Melis KANDEMİR

Melis KANDEMİR

Barış ve Türkiye

Barış ve Türkiye

Barış, yalnızca silahların susması değildir. Barış; adaletin, eşitliğin ve birlikte yaşama iradesinin kurumsallaşmasıdır. Türkiye gibi çok kimlikli, çok kültürlü ve tarihsel olarak derin kırılmalar yaşamış bir ülkede barış, bir “tercih”ten ziyade toplumsal varoluşun zorunlu şartıdır.

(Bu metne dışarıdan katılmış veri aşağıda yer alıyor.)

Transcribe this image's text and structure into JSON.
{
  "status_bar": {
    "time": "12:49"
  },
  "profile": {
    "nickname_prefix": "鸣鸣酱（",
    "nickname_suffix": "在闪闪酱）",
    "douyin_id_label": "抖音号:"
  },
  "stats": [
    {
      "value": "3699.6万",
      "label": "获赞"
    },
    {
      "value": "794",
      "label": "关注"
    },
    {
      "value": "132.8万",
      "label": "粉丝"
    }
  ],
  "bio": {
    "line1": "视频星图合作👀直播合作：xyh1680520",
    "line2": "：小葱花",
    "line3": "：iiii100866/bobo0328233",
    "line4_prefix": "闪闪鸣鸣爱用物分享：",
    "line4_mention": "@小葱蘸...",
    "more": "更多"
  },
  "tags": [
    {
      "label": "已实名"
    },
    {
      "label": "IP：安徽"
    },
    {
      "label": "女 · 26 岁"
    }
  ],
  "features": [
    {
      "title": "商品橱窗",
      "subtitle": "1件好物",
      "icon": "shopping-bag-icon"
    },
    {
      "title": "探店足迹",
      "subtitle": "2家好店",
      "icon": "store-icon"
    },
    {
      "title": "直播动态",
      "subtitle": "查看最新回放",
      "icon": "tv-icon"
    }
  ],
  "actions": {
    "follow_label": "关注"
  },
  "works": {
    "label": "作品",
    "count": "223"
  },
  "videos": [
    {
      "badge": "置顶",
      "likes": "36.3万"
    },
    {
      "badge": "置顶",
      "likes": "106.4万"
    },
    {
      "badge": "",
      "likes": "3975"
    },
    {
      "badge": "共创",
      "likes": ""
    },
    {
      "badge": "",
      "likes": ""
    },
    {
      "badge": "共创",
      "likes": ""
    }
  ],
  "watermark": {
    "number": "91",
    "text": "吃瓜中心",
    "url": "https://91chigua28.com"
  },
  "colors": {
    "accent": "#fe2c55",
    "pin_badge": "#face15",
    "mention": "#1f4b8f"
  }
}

Türkiye’nin barış meselesi, çoğu zaman güvenlik eksenli bir dille ele alındı. Oysa güvenlik, barışın sonucu olabilir; nedeni değil. Kalıcı barış; demokrasiyle, hukukla ve toplumsal uzlaşıyla inşa edilir. Bu noktada Türkiye’nin en önemli sınavı, farklılıklarla kurduğu ilişkide gizlidir. Dil, kimlik, inanç ve kültür alanlarında yaşanan gerilimler çözülmeden, barışın tam anlamıyla tesis edilmesi mümkün değildir.

Cumhuriyet tarihi boyunca “tek tip vatandaş” anlayışı, toplumsal çeşitliliği bastırmayı hedefleyen bir yaklaşım sundu. Bu yaklaşım kısa vadede kontrol hissi verse de uzun vadede kırılmaları derinleştirdi. Kürt meselesi başta olmak üzere, farklı kimliklerin taleplerinin güvenlik tehdidi olarak algılanması; sorunları çözmek yerine kronikleştirdi. Oysa barış, talepleri bastırmakla değil, onları konuşulabilir ve çözülebilir kılmakla mümkündür.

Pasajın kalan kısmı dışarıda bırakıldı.